Key skills/competency
- Data Engineering
- Web Scraping
- Python
- SQL
- Google Cloud Platform
- Data Pipelines
- API Development
- Data Processing
- Data Analysis
- Cloud Computing
Skills & topics
- Data Engineer
- Web Scraping
- Python
- SQL
- Google Cloud Platform
- Data Pipelines
- API Development
- Data Processing
- Data Analysis
- Cloud Computing
- AI Safety
- Threat Intelligence
How to get hired
- Tailor your resume: Highlight Python, SQL, web scraping, and GCP experience.
- Showcase project impact: Quantify achievements in data pipeline design and data processing.
- Prepare for technical questions: Brush up on data structures, algorithms, and cloud services.
- Demonstrate communication skills: Practice explaining technical concepts to non-technical audiences.
- Research 10a Labs: Understand their AI safety and threat intelligence mission.
Technical preparation
Practice Python coding challenges, focus on data structures.,Master SQL for complex data querying and manipulation.,Build small web scraping projects with Beautiful Soup/Scrapy.,Familiarize yourself with GCP services: Storage, SQL, Composer.
Behavioral questions
Describe a complex data pipeline you designed.,How do you handle ambiguous data requirements?,Explain a technical concept to a non-technical person.,How do you stay updated with AI safety trends?
Frequently asked questions
- What are the key technical skills for a Data Engineer at 10a Labs?
- For the Data Engineer, Web Scraping role at 10a Labs, key technical skills include proficiency in Python and SQL, experience with web scraping tools like Beautiful Soup or Scrapy, and familiarity with cloud platforms such as Google Cloud Platform.

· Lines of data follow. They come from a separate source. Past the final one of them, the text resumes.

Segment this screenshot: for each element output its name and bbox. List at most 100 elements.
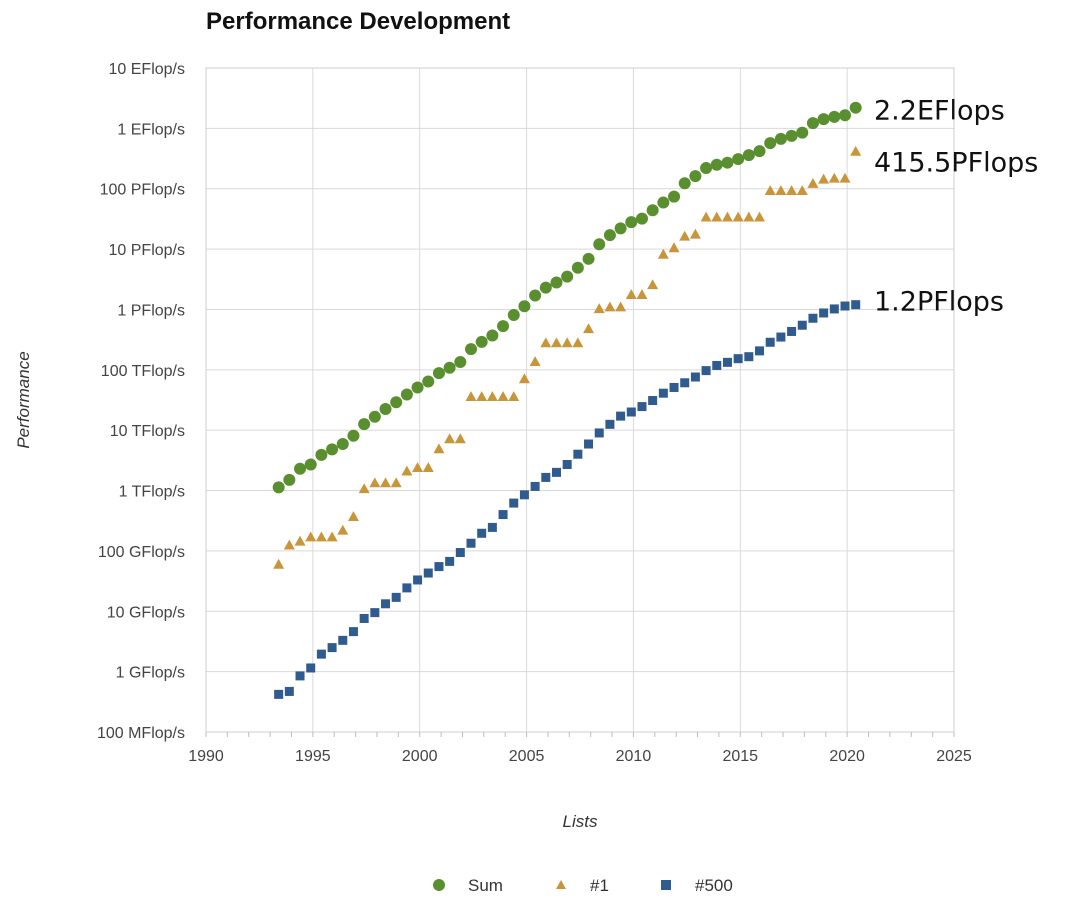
data-point [819, 308, 829, 318]
data-point [679, 230, 691, 241]
data-point [626, 407, 636, 417]
data-point [326, 531, 338, 542]
data-point [518, 373, 530, 384]
data-point [806, 117, 819, 130]
data-point [550, 276, 563, 289]
data-point [274, 689, 284, 699]
data-point [486, 391, 498, 402]
data-point [561, 337, 573, 348]
data-point [348, 627, 358, 637]
data-point [721, 156, 734, 169]
y-tick-label: 1 PFlop/s [117, 302, 185, 319]
data-point [390, 396, 403, 409]
data-point [541, 472, 551, 482]
data-point [669, 382, 679, 392]
data-point [432, 367, 445, 380]
data-point [850, 145, 862, 156]
data-point [776, 332, 786, 342]
plot-frame [205, 67, 955, 733]
data-point [401, 465, 413, 476]
data-point [733, 354, 743, 364]
x-axis-ticks: 1990 1995 2000 2005 2010 2015 2020 2025 [188, 732, 972, 765]
data-point [497, 320, 510, 333]
data-point [614, 222, 627, 235]
data-point [808, 313, 818, 323]
data-point [807, 178, 819, 188]
legend-marker [433, 879, 445, 891]
data-point [742, 149, 755, 162]
data-point [539, 281, 552, 294]
data-point [423, 568, 433, 578]
data-point [722, 357, 732, 367]
x-tick-label: 2020 [829, 748, 865, 765]
data-point [487, 522, 497, 532]
data-point [530, 481, 540, 491]
data-point [796, 126, 809, 139]
legend-label: Sum [468, 876, 503, 895]
legend-item: Sum [433, 876, 503, 895]
series-top-1 [273, 145, 862, 569]
y-axis-label: Performance [14, 351, 33, 448]
data-point [391, 592, 401, 602]
data-point [657, 248, 669, 259]
data-point [700, 211, 712, 222]
data-point [764, 137, 777, 150]
data-point [316, 649, 326, 659]
data-point [465, 343, 478, 356]
data-point [327, 643, 337, 653]
data-point [561, 270, 574, 283]
data-point [657, 196, 670, 209]
data-point [305, 531, 317, 542]
x-tick-label: 2025 [936, 748, 972, 765]
legend-marker [556, 880, 566, 889]
data-point [338, 635, 348, 645]
y-tick-label: 1 GFlop/s [116, 665, 185, 682]
data-point [604, 301, 616, 312]
y-tick-label: 10 GFlop/s [107, 604, 185, 621]
data-point [508, 391, 520, 402]
data-point [658, 388, 668, 398]
data-point [498, 510, 508, 520]
data-point [540, 337, 552, 348]
data-point [743, 211, 755, 222]
data-point [347, 429, 360, 442]
data-point [422, 375, 435, 388]
annotation-label: 2.2EFlops [874, 96, 1005, 127]
data-point [573, 449, 583, 459]
data-point [603, 229, 616, 242]
annotations: 2.2EFlops 415.5PFlops 1.2PFlops [874, 96, 1038, 318]
data-point [625, 289, 637, 300]
data-point [509, 498, 519, 508]
data-point [625, 216, 638, 229]
data-point [295, 671, 305, 681]
data-point [529, 289, 542, 302]
y-axis-ticks: 10 EFlop/s 1 EFlop/s 100 PFlop/s 10 PFlop/s… [97, 61, 185, 742]
legend-label: #500 [695, 876, 733, 895]
data-point [753, 145, 766, 158]
data-point [636, 289, 648, 300]
data-point [635, 212, 648, 225]
data-point [785, 129, 798, 142]
series-top-500 [274, 300, 861, 699]
y-tick-label: 10 PFlop/s [109, 242, 185, 259]
data-point [497, 391, 509, 402]
data-point [422, 462, 434, 472]
data-point [381, 599, 391, 609]
data-point [283, 473, 296, 486]
legend: Sum #1 #500 [433, 876, 733, 895]
data-point [507, 308, 520, 321]
data-point [413, 575, 423, 585]
data-point [797, 320, 807, 330]
data-point [402, 583, 412, 593]
data-point [454, 355, 467, 368]
data-point [380, 477, 392, 488]
data-point [571, 261, 584, 274]
data-point [765, 337, 775, 347]
data-point [519, 490, 529, 500]
data-point [840, 301, 850, 311]
legend-label: #1 [590, 876, 609, 895]
y-tick-label: 1 EFlop/s [117, 121, 185, 138]
data-point [647, 279, 659, 290]
data-point [368, 410, 381, 423]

Experience in designing and managing data pipelines, especially for text data, is also crucial.
- What is the work arrangement for this Data Engineer position at 10a Labs?
- This Data Engineer position at 10a Labs is fully remote and U.S.-based. This means you can work from anywhere within the United States.

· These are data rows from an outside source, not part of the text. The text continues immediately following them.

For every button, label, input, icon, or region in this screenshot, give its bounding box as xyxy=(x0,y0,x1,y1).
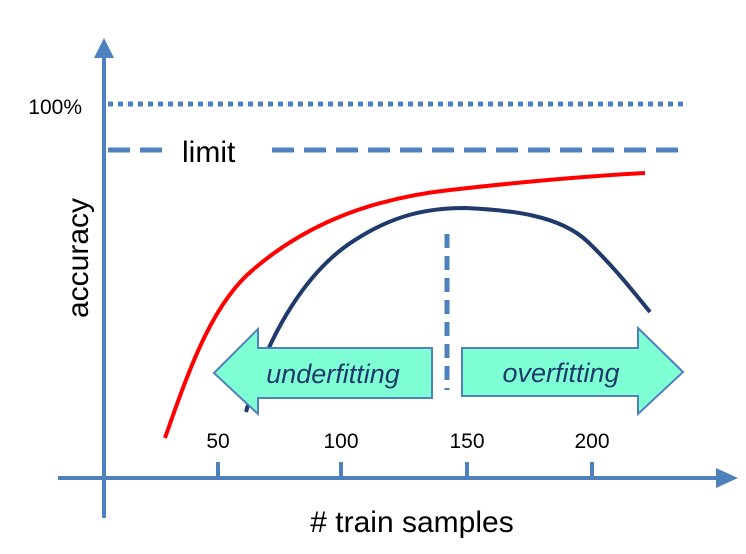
x-ticks xyxy=(216,462,594,478)
training-accuracy-curve xyxy=(163,171,646,439)
overfitting-arrow-shape xyxy=(461,325,685,417)
underfitting-label: underfitting xyxy=(266,359,400,389)
axes xyxy=(58,38,738,518)
y-axis-title: accuracy xyxy=(62,198,95,318)
x-tick-labels: 50 100 150 200 xyxy=(206,430,609,453)
x-tick-label-200: 200 xyxy=(574,430,609,453)
test-accuracy-curve xyxy=(244,205,652,413)
x-tick-label-100: 100 xyxy=(323,430,358,453)
y-axis-arrowhead xyxy=(94,38,114,58)
x-tick-label-150: 150 xyxy=(449,430,484,453)
x-axis-arrowhead xyxy=(716,468,738,488)
hundred-percent-label: 100% xyxy=(28,96,82,119)
underfitting-arrow: underfitting xyxy=(212,326,433,417)
x-axis-title: # train samples xyxy=(310,506,513,539)
overfitting-arrow: overfitting xyxy=(461,325,685,417)
x-tick-label-50: 50 xyxy=(206,430,229,453)
limit-label: limit xyxy=(182,136,236,169)
overfitting-label: overfitting xyxy=(502,358,619,388)
underfitting-arrow-shape xyxy=(212,326,433,417)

- What kind of data will a Data Engineer work with at 10a Labs?
- A Data Engineer at 10a Labs will work with both structured and unstructured data, with a specific emphasis on text data collected through web scraping. This data supports the company's safety and threat intelligence initiatives.
- Does 10a Labs offer professional development opportunities for its Data Engineers?
- Yes, 10a Labs supports professional development for its employees. This includes assistance for attending conferences, pursuing continuing education, or engaging in leadership training programs.
- What is the preferred educational background for a Data Engineer at 10a Labs?
- While a degree in Computer Science, Engineering, Information Science, Data Science, or a related field is preferred, 10a Labs also considers equivalent work experience. A graduate degree in a related field is a plus.
- How does 10a Labs ensure AI systems are deployed safely?
- 10a Labs acts as a safety and threat-intelligence layer for AI development. They achieve this through adversarial red teaming, model evaluations, and intelligence collection, enabling teams to proactively address evolving threats and deploy AI safely.